Allen Pinsky, retired pharmacist
Mr. Rabinowitz is suffering from a malady that nobody can diagnose … They finally go to a famous physician at Newark-Beth Israel Medical Center.
He says, “Mr. Rabinowitz, what’s bothering you?”
He runs him through an exhaustive battery of tests and, lo and behold, he discovers what’s wrong.
“Mr. Rabinowitz, is your wife waiting for you?”
“Yes, she’s in the vaiting room?”
“Will you go outside and send her in?”
She comes in and says, “Yes, doctor? What’s the matter with my Irving?”
The doctor says, “Mr. Rabinowitz has a very rare disease, it’s almost invariably fatal, there’s only one cure for it.”
“Yes, what’s that, we’ll do anything?”
“The only thing that will help him is oral sex.”
“Oral sex. You know what that is?”
“Oh sure—oral sex, I know.”
She goes out to the waiting room, and Irving says, “Sadie, Sadie, what did the doctor say?”
“You’re gonna die.”
Harry Macklowe, real-estate developer
A couple is in a supermarket. She has a problem, though—she steals. She's a kleptomaniac. She steals a can of fruit.

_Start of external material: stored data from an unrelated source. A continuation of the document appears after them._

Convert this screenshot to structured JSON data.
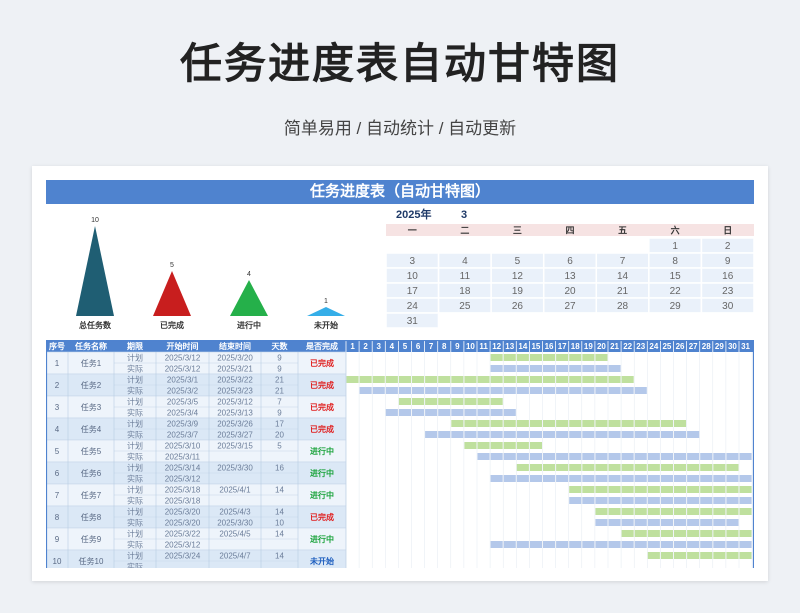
{
  "page": {
    "title": "任务进度表自动甘特图",
    "subtitle": "简单易用 / 自动统计 / 自动更新",
    "banner": "任务进度表（自动甘特图）"
  },
  "colors": {
    "banner": "#4f83cf",
    "table_header": "#4f83cf",
    "plan_bar": "#bfe09e",
    "actual_bar": "#b4c8ea",
    "status_done": "#e02020",
    "status_doing": "#1aa33b",
    "status_notstarted": "#1f5fbf"
  },
  "chart_data": {
    "type": "bar",
    "categories": [
      "总任务数",
      "已完成",
      "进行中",
      "未开始"
    ],
    "values": [
      10,
      5,
      4,
      1
    ],
    "colors": [
      "#1f5e73",
      "#c81e1e",
      "#25b04a",
      "#35aee8"
    ],
    "ylim": [
      0,
      10
    ],
    "shape": "triangle"
  },
  "calendar": {
    "year_label": "2025年",
    "month_label": "3",
    "weekdays": [
      "一",
      "二",
      "三",
      "四",
      "五",
      "六",
      "日"
    ],
    "weeks": [
      [
        "",
        "",
        "",
        "",
        "",
        "1",
        "2"
      ],
      [
        "3",
        "4",
        "5",
        "6",
        "7",
        "8",
        "9"
      ],
      [
        "10",
        "11",
        "12",
        "13",
        "14",
        "15",
        "16"
      ],
      [
        "17",
        "18",
        "19",
        "20",
        "21",
        "22",
        "23"
      ],
      [
        "24",
        "25",
        "26",
        "27",
        "28",
        "29",
        "30"
      ],
      [
        "31",
        "",
        "",
        "",
        "",
        "",
        ""
      ]
    ]
  },
  "table": {
    "headers": [
      "序号",
      "任务名称",
      "期限",
      "开始时间",
      "结束时间",
      "天数",
      "是否完成"
    ],
    "plan_label": "计划",
    "actual_label": "实际",
    "day_count": 31,
    "tasks": [
      {
        "seq": "1",
        "name": "任务1",
        "plan": [
          "2025/3/12",
          "2025/3/20",
          "9"
        ],
        "actual": [
          "2025/3/12",
          "2025/3/21",
          "9"
        ],
        "status": "已完成",
        "status_type": "done"
      },
      {
        "seq": "2",
        "name": "任务2",
        "plan": [
          "2025/3/1",
          "2025/3/22",
          "21"
        ],
        "actual": [
          "2025/3/2",
          "2025/3/23",
          "21"
        ],
        "status": "已完成",
        "status_type": "done"
      },
      {
        "seq": "3",
        "name": "任务3",
        "plan": [
          "2025/3/5",
          "2025/3/12",
          "7"
        ],
        "actual": [
          "2025/3/4",
          "2025/3/13",
          "9"
        ],
        "status": "已完成",
        "status_type": "done"
      },
      {
        "seq": "4",
        "name": "任务4",
        "plan": [
          "2025/3/9",
          "2025/3/26",
          "17"
        ],
        "actual": [
          "2025/3/7",
          "2025/3/27",
          "20"
        ],
        "status": "已完成",
        "status_type": "done"
      },
      {
        "seq": "5",
        "name": "任务5",
        "plan": [
          "2025/3/10",
          "2025/3/15",
          "5"
        ],
        "actual": [
          "2025/3/11",
          "",
          ""
        ],
        "status": "进行中",
        "status_type": "doing"
      },
      {
        "seq": "6",
        "name": "任务6",
        "plan": [
          "2025/3/14",
          "2025/3/30",
          "16"
        ],
        "actual": [
          "2025/3/12",
          "",
          ""
        ],
        "status": "进行中",
        "status_type": "doing"
      },
      {
        "seq": "7",
        "name": "任务7",
        "plan": [
          "2025/3/18",
          "2025/4/1",
          "14"
        ],
        "actual": [
          "2025/3/18",
          "",
          ""
        ],
        "status": "进行中",
        "status_type": "doing"
      },
      {
        "seq": "8",
        "name": "任务8",
        "plan": [
          "2025/3/20",
          "2025/4/3",
          "14"
        ],
        "actual": [
          "2025/3/20",
          "2025/3/30",
          "10"
        ],
        "status": "已完成",
        "status_type": "done"
      },
      {
        "seq": "9",
        "name": "任务9",
        "plan": [
          "2025/3/22",
          "2025/4/5",
          "14"
        ],
        "actual": [
          "2025/3/12",
          "",
          ""
        ],
        "status": "进行中",
        "status_type": "doing"
      },
      {
        "seq": "10",
        "name": "任务10",
        "plan": [
          "2025/3/24",
          "2025/4/7",
          "14"
        ],
        "actual": [
          "",
          "",
          ""
        ],
        "status": "未开始",
        "status_type": "notstarted"
      }
    ]
  }
}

She's taken before the magistrate. The magistrate says, "Sarah, how could you do something like that? What did you take?"
She says, "Well, I just took one can of peaches."
"Peaches you took! How many peaches?"
"There were six peaches in the can."
He says, "Sarah, you are going to jail for six nights. That's it, it's final!"
She says, "Oh, my God!"
Her husband stands up and says, "Your honor! She also stole a can of peas."
Harold Riskin, lawyer
Becky and Jake have been married for 50 years, and they’re at the breakfast table. Becky says to Jake, “Can you imagine? We’ve been at this table for 50 years, and it’s been wonderful being with you.”
And Jake says, “Yes, I can remember. As a matter of fact, I can remember sitting here naked as a jaybird with you at this very table.”
So Becky says to him, “You know what? Let’s relive the old times. Let’s get nude.” So they strip and they get right down to the buff, and they come back to the table and sit down. And Becky says, “Jake, my honey, you know my nipples are as hot for you today as they were 50 years ago.”
And Jake says, “That doesn’t surprise me. One’s in the coffee and the other’s in the oatmeal.”